Bull Put Spread Options Strategy: Defined-Risk Bullish Trade

The Bull Put Spread is a moderately bullish options strategy where you sell a Put at a higher strike and buy another Put at a lower strike. It profits when the market stays above the short Put strike, with risk capped by the protective long Put.
Bull Put Spread Options Strategy: Defined-Risk Bullish Trade
The Bull Put Spread is a credit spread strategy used when traders have a moderately bullish outlook on the market. It involves selling a Put option at a higher strike and buying another Put option at a lower strike (same expiry).

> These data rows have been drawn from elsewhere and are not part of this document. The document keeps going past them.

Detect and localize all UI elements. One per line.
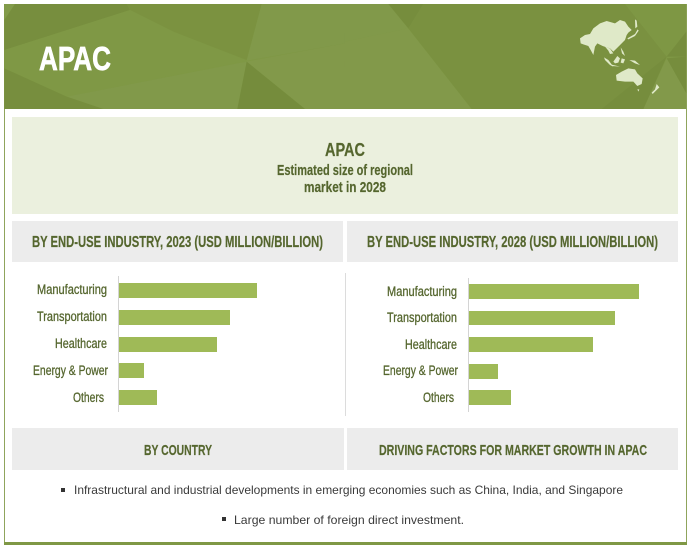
header: end-use industry 2023 [12, 221, 343, 262]
bar: Energy & Power 2023: Energy & Power [33, 363, 108, 378]
panel subheading line 2: market in 2028 [304, 179, 386, 196]
bullet: foreign investment: Large number of foreign direct investment. [234, 513, 464, 527]
bar: Healthcare 2028: Healthcare [405, 337, 457, 352]
bar chart: 2023 [33, 276, 257, 412]
bar: Others 2028: Others [423, 390, 454, 405]
header: by country [12, 428, 344, 470]
panel heading: APAC [325, 140, 365, 160]
bar: Energy & Power 2028: Energy & Power [383, 363, 458, 378]
bullet: infrastructure: Infrastructural and industrial developments in emerging economies such as China, India, and Singapore [74, 483, 623, 497]
bar: Healthcare 2023: Healthcare [55, 336, 107, 351]
header: driving factors [347, 428, 678, 470]
bar: Others 2028 [423, 390, 511, 405]
bar: Manufacturing 2023: Manufacturing [37, 282, 107, 297]
bar: Manufacturing 2028 [387, 284, 639, 299]
bar chart: 2028 [383, 278, 639, 412]
bar: Others 2023: Others [73, 390, 104, 405]
header: by country: BY COUNTRY [144, 442, 212, 459]
icon: APAC map [580, 19, 659, 94]
bar: Transportation 2023: Transportation [37, 309, 107, 324]
bar: Healthcare 2028 [405, 337, 593, 352]
bar: Others 2023 [73, 390, 157, 405]
header: end-use industry 2028 [347, 221, 678, 262]
bar: Manufacturing 2023 [37, 282, 257, 298]
panel subheading line 1: Estimated size of regional [277, 162, 413, 179]
bar: Manufacturing 2028: Manufacturing [387, 284, 457, 299]
header: end-use industry 2023: BY END-USE INDUSTRY, 2023 (USD MILLION/BILLION) [32, 234, 323, 251]
bar: Healthcare 2023 [55, 336, 217, 352]
bar: Transportation 2023 [37, 309, 230, 325]
banner [4, 4, 686, 109]
title: APAC [39, 40, 111, 77]
bar: Transportation 2028: Transportation [387, 310, 457, 325]
bar: Transportation 2028 [387, 310, 615, 325]
panel: regional market size [12, 117, 678, 214]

This creates a defined-risk trade that earns income if the underlying stays above the short Put strike.
- Max Profit: Net premium received.
- Max Loss: Difference in strikes – premium received.

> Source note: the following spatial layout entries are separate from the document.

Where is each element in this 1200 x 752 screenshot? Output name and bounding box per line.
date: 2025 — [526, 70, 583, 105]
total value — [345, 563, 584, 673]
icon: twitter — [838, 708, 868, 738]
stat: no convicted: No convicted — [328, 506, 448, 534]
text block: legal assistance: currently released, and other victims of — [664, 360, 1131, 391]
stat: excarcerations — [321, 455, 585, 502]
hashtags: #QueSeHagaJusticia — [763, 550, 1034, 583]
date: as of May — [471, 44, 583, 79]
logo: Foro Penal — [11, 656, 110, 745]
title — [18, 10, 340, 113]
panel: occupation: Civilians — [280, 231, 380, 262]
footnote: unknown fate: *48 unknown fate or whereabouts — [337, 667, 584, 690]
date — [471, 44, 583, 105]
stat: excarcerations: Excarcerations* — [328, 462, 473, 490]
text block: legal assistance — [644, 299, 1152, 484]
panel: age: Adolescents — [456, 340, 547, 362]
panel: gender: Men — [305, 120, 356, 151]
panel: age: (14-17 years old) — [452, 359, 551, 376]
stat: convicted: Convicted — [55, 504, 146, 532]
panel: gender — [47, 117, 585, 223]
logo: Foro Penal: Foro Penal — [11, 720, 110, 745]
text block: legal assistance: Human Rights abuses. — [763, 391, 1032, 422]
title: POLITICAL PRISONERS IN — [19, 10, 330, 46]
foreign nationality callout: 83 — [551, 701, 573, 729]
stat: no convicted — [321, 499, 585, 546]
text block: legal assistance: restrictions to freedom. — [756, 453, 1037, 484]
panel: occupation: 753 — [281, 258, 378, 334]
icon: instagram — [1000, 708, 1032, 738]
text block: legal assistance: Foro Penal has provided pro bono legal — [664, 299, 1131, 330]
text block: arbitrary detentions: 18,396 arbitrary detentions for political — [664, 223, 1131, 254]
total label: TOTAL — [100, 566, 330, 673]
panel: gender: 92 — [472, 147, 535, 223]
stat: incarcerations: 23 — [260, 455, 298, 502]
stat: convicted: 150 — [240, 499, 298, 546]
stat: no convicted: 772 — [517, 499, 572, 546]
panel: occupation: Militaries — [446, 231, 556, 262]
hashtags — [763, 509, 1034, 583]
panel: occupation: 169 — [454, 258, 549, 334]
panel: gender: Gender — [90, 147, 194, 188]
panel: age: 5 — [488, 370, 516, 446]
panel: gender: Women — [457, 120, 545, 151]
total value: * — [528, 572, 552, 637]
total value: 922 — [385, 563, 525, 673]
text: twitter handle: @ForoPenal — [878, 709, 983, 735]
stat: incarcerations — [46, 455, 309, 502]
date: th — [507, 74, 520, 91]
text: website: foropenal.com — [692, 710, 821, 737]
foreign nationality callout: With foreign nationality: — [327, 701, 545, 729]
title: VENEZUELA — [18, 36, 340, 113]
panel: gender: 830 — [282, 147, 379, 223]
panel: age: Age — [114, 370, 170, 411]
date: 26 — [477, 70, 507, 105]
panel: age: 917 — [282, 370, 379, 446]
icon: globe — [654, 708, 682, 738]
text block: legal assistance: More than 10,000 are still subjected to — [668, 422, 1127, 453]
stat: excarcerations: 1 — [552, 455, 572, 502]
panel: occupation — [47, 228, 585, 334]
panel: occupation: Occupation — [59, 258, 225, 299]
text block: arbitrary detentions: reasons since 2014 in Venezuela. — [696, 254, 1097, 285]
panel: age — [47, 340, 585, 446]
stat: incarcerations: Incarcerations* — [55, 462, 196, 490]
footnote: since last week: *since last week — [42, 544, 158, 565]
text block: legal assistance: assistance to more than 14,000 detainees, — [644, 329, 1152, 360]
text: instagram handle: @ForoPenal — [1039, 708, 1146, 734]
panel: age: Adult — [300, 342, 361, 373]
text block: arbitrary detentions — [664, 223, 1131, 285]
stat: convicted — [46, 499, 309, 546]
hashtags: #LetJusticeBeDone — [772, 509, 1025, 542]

- Market View: Moderately bullish to range-bound.
When to Use a Bull Put Spread
- You expect the market to stay above a certain support level.
- You want income from premium decay with limited risk.
- Best used when volatility is high and expected to drop.
Setup Checklist
- Underlying: NIFTY, BankNIFTY, or liquid stocks.
- Strike Selection: Sell ATM/OTM Put, Buy further OTM Put.
- Expiry: Near-term for faster time decay benefits.
- Risk: Limited due to hedge.
Entry Rules
- Sell 1 Put at a higher strike (closer to spot).
- Buy 1 Put at a lower strike (further OTM).
- Net credit received = maximum profit.
Example: NIFTY Bull Put Spread
Assume NIFTY is at 20,000 and expiry is 26th September 2025:
- Sell 19,800 PE @ ₹110
- Buy 19,600 PE @ ₹50
Net Premium Received: ₹60 × 75 = ₹4,500 (Max Profit)
Max Loss: (19,800 – 19,600 – 60) × 75 = –₹10,500
Breakeven Point:
- 19,800 – 60 = 19,740
Payoff at Expiry:
- If NIFTY closes at or above 19,800 → Max Profit = ₹4,500.
- If NIFTY closes at 19,740 → No Profit, No Loss.
- If NIFTY closes at or below 19,600 → Max Loss = –₹10,500.

Risk & Management
- Max Profit: Premium received.
- Max Loss: Difference in strikes – premium received.
- Theta: Positive — time decay helps.
- Vega: Negative — falling volatility helps.
Exit Rules
- Exit if market remains stable and premiums decay (book profit).
- Exit early if NIFTY starts falling below short strike.
- Close before expiry if volatility unexpectedly rises.
Advantages
- Defined risk, no unlimited losses.
- Profits from time decay and range-bound or bullish markets.
- Requires less margin than naked Put selling.
Disadvantages
- Profit is capped at the premium received.
- Risk/reward can be unfavorable if strikes are chosen poorly.
- Still loses if market falls sharply.
Comparison: Bull Put Spread vs Naked Put
Factor | Bull Put Spread | Naked Put |
---|---|---|
Risk | Limited | Large (if underlying falls sharply) |
Profit Potential | Limited (credit received) | Limited (premium received) |
Margin Requirement | Lower | High |
Best Use Case | Moderately bullish, defined-risk play | Income with higher risk tolerance |
The Bull Put Spread is a go-to strategy for moderately bullish traders. It is especially popular among NIFTY and Bank NIFTY traders who want steady income with limited risk exposure.